Once a watercourse is classified, the water quality stand
February 23, 2007
water, it will be an infraction to use the water, or the land within the watershed associated with the watercourse in a way that will, directly or indirectly:
- cause the quality of the water to cease to meet the class standards
- cause the quality of the water to degrade in relation to the class standards
- impede or stop any progress that the quality of the water may have been making toward meeting the class standards
In most cases, the existing water quality will meet the standards set for water quality, and most activities in the watershed will already be in compliance.The provisional classification will represent the synthesis of information already gathered and analyzed. Residents and stakeholders will have the opportunity to comment on the provisional classification, with resulting revisions being made prior to the classification being recommended to the Department of Environment and Local Government.

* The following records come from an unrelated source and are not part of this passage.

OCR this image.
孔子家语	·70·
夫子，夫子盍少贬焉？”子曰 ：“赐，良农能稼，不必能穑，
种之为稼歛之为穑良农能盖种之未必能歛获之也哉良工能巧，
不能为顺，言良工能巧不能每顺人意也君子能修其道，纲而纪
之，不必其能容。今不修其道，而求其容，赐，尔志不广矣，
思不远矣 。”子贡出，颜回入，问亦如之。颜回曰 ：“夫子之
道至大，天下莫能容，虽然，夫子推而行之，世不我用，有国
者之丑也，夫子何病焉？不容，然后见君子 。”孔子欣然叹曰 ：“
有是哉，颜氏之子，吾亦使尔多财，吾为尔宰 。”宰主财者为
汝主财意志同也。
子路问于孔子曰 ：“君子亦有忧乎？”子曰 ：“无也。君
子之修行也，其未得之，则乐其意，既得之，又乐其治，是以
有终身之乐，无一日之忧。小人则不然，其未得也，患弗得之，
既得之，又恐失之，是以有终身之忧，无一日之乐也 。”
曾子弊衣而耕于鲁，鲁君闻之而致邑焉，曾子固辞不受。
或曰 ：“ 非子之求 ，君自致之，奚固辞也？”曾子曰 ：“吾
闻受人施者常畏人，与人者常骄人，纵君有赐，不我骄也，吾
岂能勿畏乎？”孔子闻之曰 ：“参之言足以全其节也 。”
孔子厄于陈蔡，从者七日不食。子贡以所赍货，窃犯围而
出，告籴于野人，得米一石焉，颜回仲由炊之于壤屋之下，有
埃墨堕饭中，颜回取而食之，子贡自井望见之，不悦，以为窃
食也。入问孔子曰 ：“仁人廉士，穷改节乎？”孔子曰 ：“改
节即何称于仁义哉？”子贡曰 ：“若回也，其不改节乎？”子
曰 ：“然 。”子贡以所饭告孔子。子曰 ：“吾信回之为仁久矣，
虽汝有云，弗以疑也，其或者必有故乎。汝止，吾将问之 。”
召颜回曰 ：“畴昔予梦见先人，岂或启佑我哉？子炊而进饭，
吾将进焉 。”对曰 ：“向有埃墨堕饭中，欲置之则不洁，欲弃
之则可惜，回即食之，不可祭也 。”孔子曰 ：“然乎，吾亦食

Through the participation of residents and stakeholders an action plan will be developed to support the various classifications of the Meduxnekeag watershed. Actions to achieve water quality goals can include the design and implementation of activities to meet the water quality standards, conditions on permits and approvals issued by the Department of Environment and Local Government, voluntary use of best management practices by residents and stakeholders in the watershed; and, various community-based initiatives aimed at improving or maintaining water quality.
Recommending the water classification
Once each watercourse in the watershed is classified a recommendation is forwarded to the Minister of Environment and Local Government. The Minister considers the recommendations of the classification process, and where necessary may undertake additional consultation with residents and stakeholders regarding the proposed classification of the watercourses of the Meduxnekeag watershed. The Minister then makes a final decision and informs the public of the result of the classification process.
Once accepted by the Minister, the Meduxnekeag watershed classification becomes a regulation of the Clean Water Act. Future changes to the classification only occur after careful consideration by government and those involved in the region. Changes may occur as a result of shifting environmental, social or economic priorities, improvements in water quality, and ongoing input from residents and stakeholders.
Implementing the Action Plan
The action plan is the basis for the implementation of activities at the watershed level to achieve the vision and goals identified during the water classification process. The participation of residents and other stakeholders working together, establishing partnerships with local organizations and agencies having similar or overlapping mandates will create the environment necessary to implement the action plan. In consultation with residents and stakeholders the action items can be prioritized in order to address issues and problems in a systematic and efficient manner. Ensuring clean water flows in the Meduxnekeag watershed that support a variety of uses and meet the needs of residents and stakeholders now and in the future will be the direct responsibility of the residents and stakeholders.